1. Spor sözcüğünün kökeni Latinceden gelmektedir (desportare ve isportus = eğlenmek, hoşça vakit geçirmek, geçinmek, oyalanmak). 11.yüzyılda Fransızca’dan İngilizce’ye geçmiştir. Desport = eğlendirme, oyalama, gevşeme sözcüğü İngilizce’de sport = zaman öldürme, eğlenme, oyalanma, hobi biçiminde yer almıştır (2). Dolayısıyla futbolcular olabildiğince gol atarak bolca eğlenmek ve seyircileri eğlendirmek, bolca gol sevinci yaşamak ve seyircilere yaşatmak hakkına sahip değil mi?
2. Madalyonun olimpiyat yüzü de var. “Daha hızlı, daha uzağa, daha yükseğe”. Evet ama nereye kadar? Kuşkusuz elde edilen derecenin daha iyisinin yapılması, yarışanlara ve seyircilere tanımlanması güç duygular yaşatır. Spor kamuoyu için ulaşılan sonuçlar yeterli olmamakta ve sürekli daha yüksek başarılar beklenmektedir (3). Dolayısıyla futbolcuların daha çok gol atması ve daha yüksek başarı peşinde koşması neden cezaya sebep olsun? Rakip üzülmesin diye sporcu “Daha hızlı, daha uzağa, daha yükseğe” gitmesin mi?
3. 20-0’lık skor, sporun temel konularından biri olan rekor konusunu da aklımıza getirmektedir. Sportif rekorlar, insan potansiyelinin en yüksek başarısını ifade eder. Yani rekor kırma isteği, bir takım veya oyuncunun neyi başarabileceğini düşünüp bunu deneyecek güven ile ilgili kendisini çevreleyen sınırları zorlamasıdır. Rekor kırma isteği olan takım ve sporcular, başkalarının beklentileri sınırlandırılmış basit itaatkar insanlar değildir. Dolayısıyla Ulubey takımının potansiyelinin sınırını görmek istemesi, kendilerine veya bulunduğu lige ait rekoru kırma niyeti ve en önemlisi “başkaları ne der?, ne düşünür?, ne hisseder?” gibi süper (sosyal) egosu yüksek insanlar gibi itaatkar eğilimde olmaması neden cezaya sebep olsun?

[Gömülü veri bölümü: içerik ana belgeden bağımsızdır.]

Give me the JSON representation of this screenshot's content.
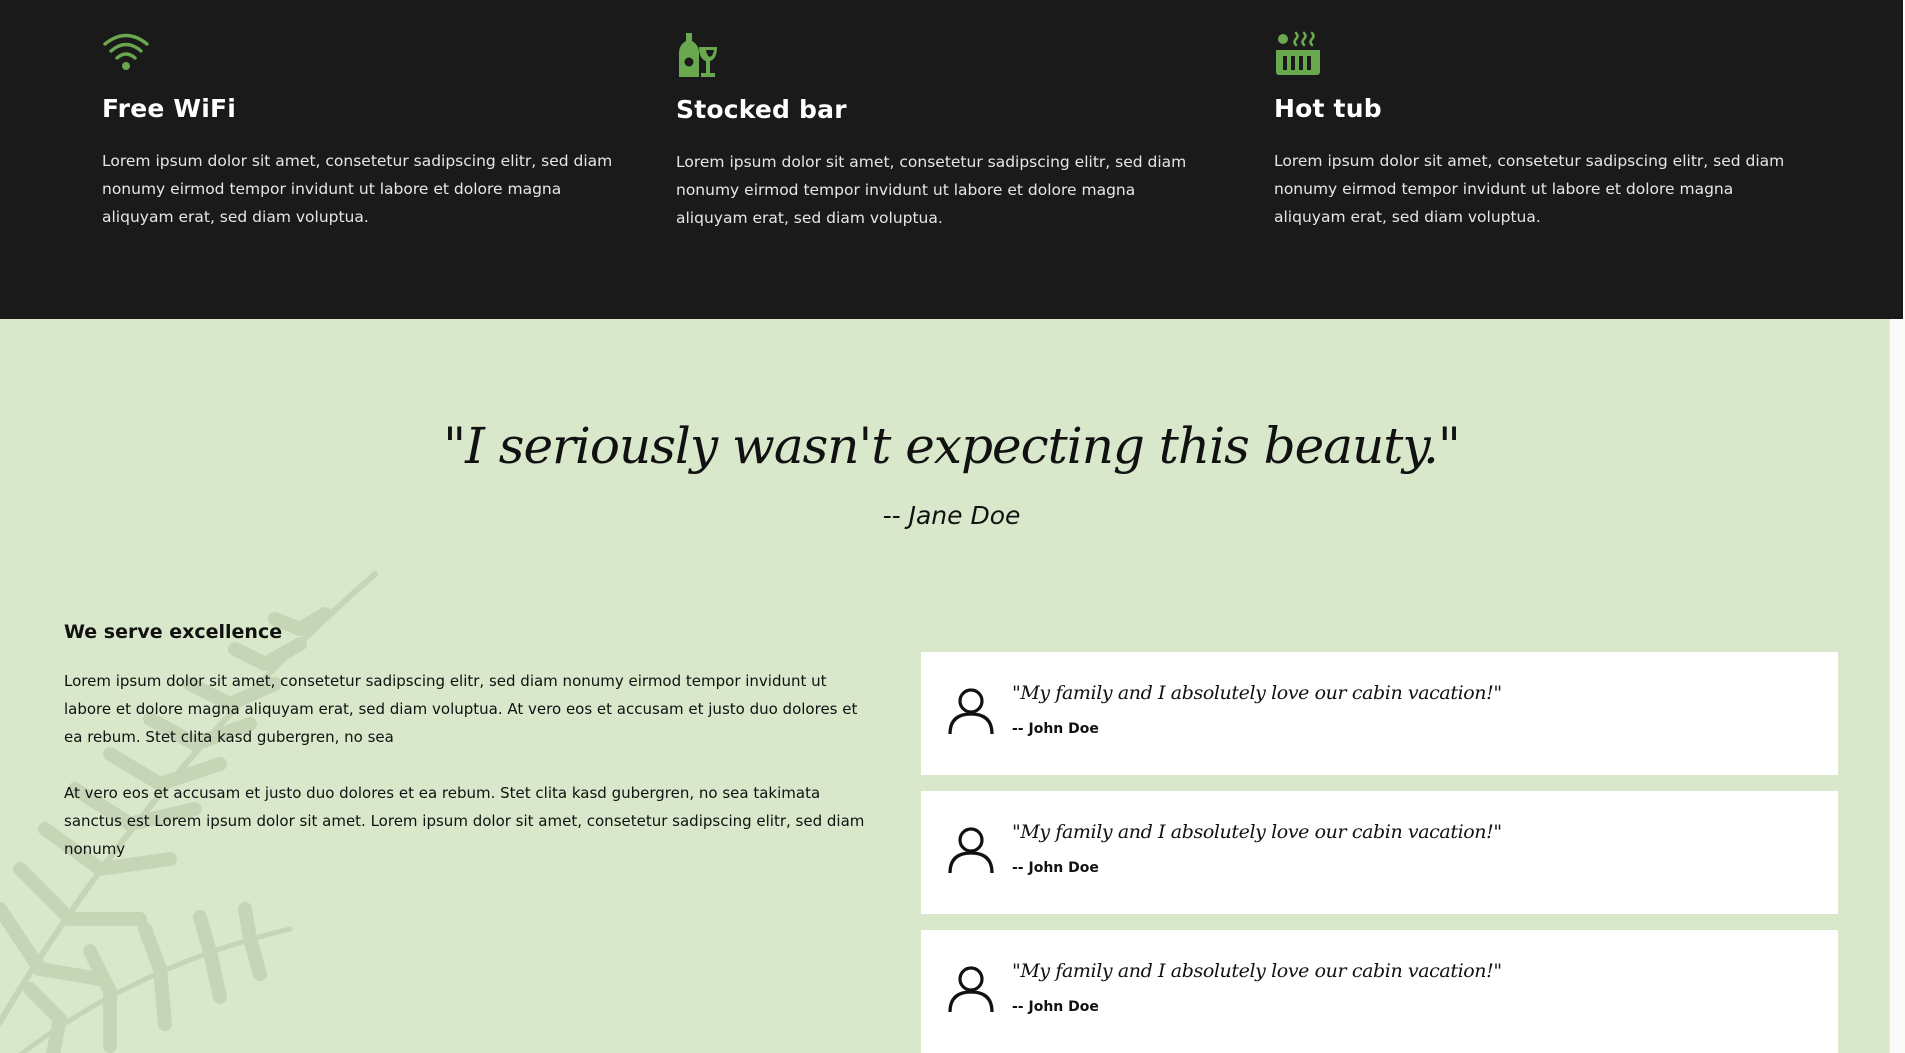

4. Atilla Gökçe’nin bahsettiği etik konusundan olayı yorumlamak gerekirse ahlak kurallarının başında modern toplumlarda, iş ahlakı gelmektedir. İş ahlakının bir sonucu olarak kişiler, işlerini en iyi yapmak konusunda hassas olup kalitesiz iş ve ürünlere prim vermemektedir. Bunun yanında iş ahlakına uygun tavır ve davranışta bulunmayan kişilere gerekli cezayı vermekten kaçınılmamaktadır. (4). Dolayısıyla Ulubey takımının işini en iyi şekilde yapma konusunda hassas olup son düdüğe kadar mücadele etmesi ve oyunu en iyi şekilde oynayıp gol atmak istemesi neden etik dışı olsun?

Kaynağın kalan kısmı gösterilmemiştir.